Don't store secrets in Notes, screenshots, or DMs. Use a password manager. Yes, even for the keys you're "only using for testing." Especially those.

Audit your git history before you assume you're clean. Deleting a .env doesn't remove it from git history. The key is still there, on every clone, every fork, every backup, forever.

Delete first, investigate second. If you suspect a key is compromised, delete it. Don't downgrade permissions. Don't try to rotate gracefully. Delete. The bleeding stops the moment the key dies.

Open a support ticket even if it was your fault. OpenAI (and most providers) will often refund unauthorised charges, especially if you acted quickly to stop them. The worst they can say is no.

⛅ The Silver Lining

In the Cloud Point post I said the systems I'd built were stronger than what came before. Same is true here. My OpenAI setup was casual — one key, reused everywhere, generous limits, secrets stored in places where secrets should not live. Now it's a project per app, hard caps everywhere, no plain-text storage anywhere outside a password manager.

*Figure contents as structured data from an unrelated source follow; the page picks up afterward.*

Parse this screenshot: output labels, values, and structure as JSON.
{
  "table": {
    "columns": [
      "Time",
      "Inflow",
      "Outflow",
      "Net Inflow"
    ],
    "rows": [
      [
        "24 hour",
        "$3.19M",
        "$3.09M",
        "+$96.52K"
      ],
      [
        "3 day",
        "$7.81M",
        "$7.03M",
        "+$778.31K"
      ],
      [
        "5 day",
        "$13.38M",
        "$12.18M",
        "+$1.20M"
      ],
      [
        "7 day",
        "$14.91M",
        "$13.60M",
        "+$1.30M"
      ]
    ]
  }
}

There's a recurring theme in indie development that I'm going to have to make peace with: every breach, every spike, every TheBug0502 is the universe charging tuition for a class I should have already taken. The bill is annoying. The lesson tends to stick.

So thank you, mysterious key-leaker, whoever and wherever you are. You cost me an afternoon of stress and a refunded $91.60. In exchange you gave me the discipline I should have had all along.

Now please, both of you, find a different developer to torment.

The forecast — and yes, I know I said this last time — is clear skies from here.


If you're using OpenAI (or any pay-per-use API) in your apps and you've just realised your setup looks suspiciously like mine did before this happened, please go and split your keys and set your spend caps right now. Future you will be very grateful.